Oncologie
Cancers coliques : les dépôts tumoraux sont un critère pronostique
Les dépôts tumoraux pourraient aider les cliniciens à choisir le bon traitement par chimiothérapie selon le profil des patients atteints de cancers coliques de stade III. Des études sont en cours pour affiner leur valeur pronostique.
- Istock/Rost-9D
Nous sommes à l’ère de la modulation de la durée et du type de traitement adjuvant des cancers coliques de stade III en fonction de critères anatomo-pathologiques.
La présence de dépôts tumoraux (définis comme des amas de cellules tumorales dans la graisse péricolique, sans tissu ganglionnaire résiduel reconnaissable), ainsi que leur nombre, devraient être intégrés au compte des ganglions métastatiques dans le stade pN de la classification pTNM. Ceci, afin d’évaluer au mieux leur pronostic et de définir de manière optimale la durée et le type de traitement adjuvant chez ces malades
Les dépôts tumoraux, définition et utilité diagnostique
Les dépôts tumoraux (DT) sont des amas de cellules tumorales présents dans la graisse péricolique des malades atteints de cancer colique, sans tissu ganglionnaire résiduel reconnaissable.
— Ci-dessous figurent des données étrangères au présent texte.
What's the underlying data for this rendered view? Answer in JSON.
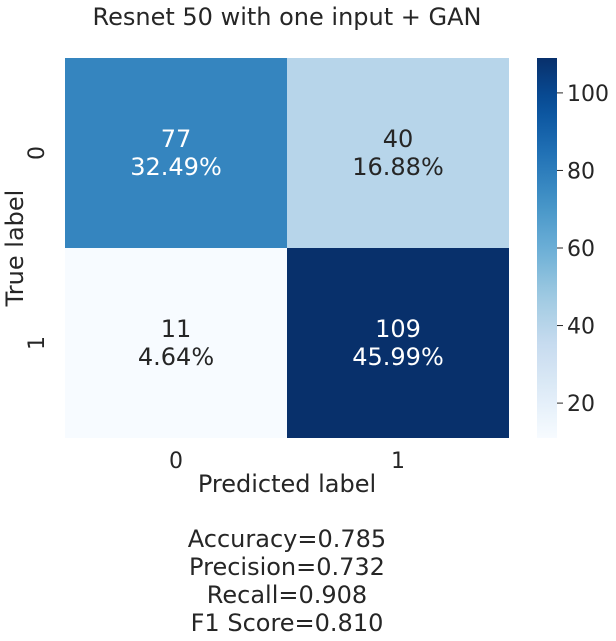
{
  "chart_data": {
    "type": "heatmap",
    "title": "Resnet 50 with one input + GAN",
    "xlabel": "Predicted label",
    "ylabel": "True label",
    "x_categories": [
      "0",
      "1"
    ],
    "y_categories": [
      "0",
      "1"
    ],
    "cells": [
      {
        "row": 0,
        "col": 0,
        "value": 77,
        "percent": "32.49%"
      },
      {
        "row": 0,
        "col": 1,
        "value": 40,
        "percent": "16.88%"
      },
      {
        "row": 1,
        "col": 0,
        "value": 11,
        "percent": "4.64%"
      },
      {
        "row": 1,
        "col": 1,
        "value": 109,
        "percent": "45.99%"
      }
    ],
    "colormap": "Blues",
    "colorbar": {
      "vmin": 11,
      "vmax": 109,
      "ticks": [
        20,
        40,
        60,
        80,
        100
      ]
    },
    "grid": false
  },
  "metrics": [
    "Accuracy=0.785",
    "Precision=0.732",
    "Recall=0.908",
    "F1 Score=0.810"
  ]
}
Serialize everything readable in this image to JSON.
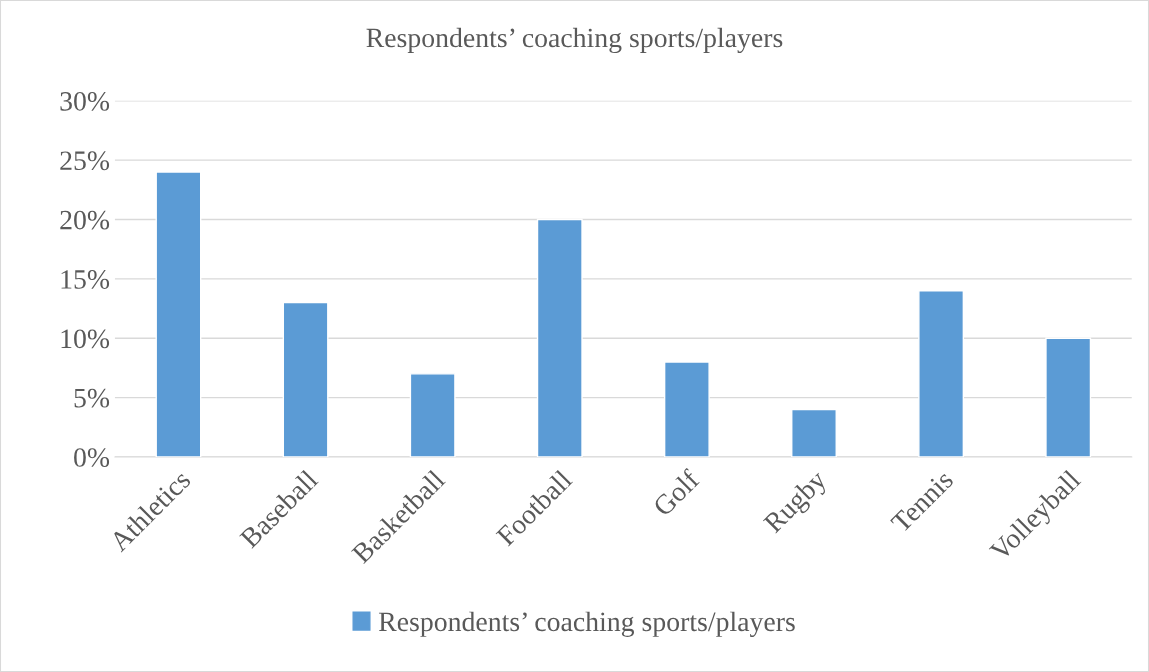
{
  "chart_data": {
    "type": "bar",
    "title": "Respondents’ coaching sports/players",
    "categories": [
      "Athletics",
      "Baseball",
      "Basketball",
      "Football",
      "Golf",
      "Rugby",
      "Tennis",
      "Volleyball"
    ],
    "series": [
      {
        "name": "Respondents’ coaching sports/players",
        "color": "#5b9bd5",
        "values": [
          24,
          13,
          7,
          20,
          8,
          4,
          14,
          10
        ]
      }
    ],
    "ylim": [
      0,
      30
    ],
    "yticks": [
      {
        "value": 0,
        "label": "0%"
      },
      {
        "value": 5,
        "label": "5%"
      },
      {
        "value": 10,
        "label": "10%"
      },
      {
        "value": 15,
        "label": "15%"
      },
      {
        "value": 20,
        "label": "20%"
      },
      {
        "value": 25,
        "label": "25%"
      },
      {
        "value": 30,
        "label": "30%"
      }
    ],
    "grid": "y",
    "legend": "bottom"
  }
}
Ils ont été décrits en 1935 pour la première fois. Cependant, leur définition, ainsi que leur impact clinique ont évolué au cours du temps. Leur présence a été prise en compte pour la première fois dans la 5ème édition de la classification AJCC/TNM, en 1997. Dans les classifications TNM5, puis 6, les DT ont été classés en ganglions métastatiques, respectivement en fonction de leur taille (si >3 mm), puis de leurs contours (arrondis).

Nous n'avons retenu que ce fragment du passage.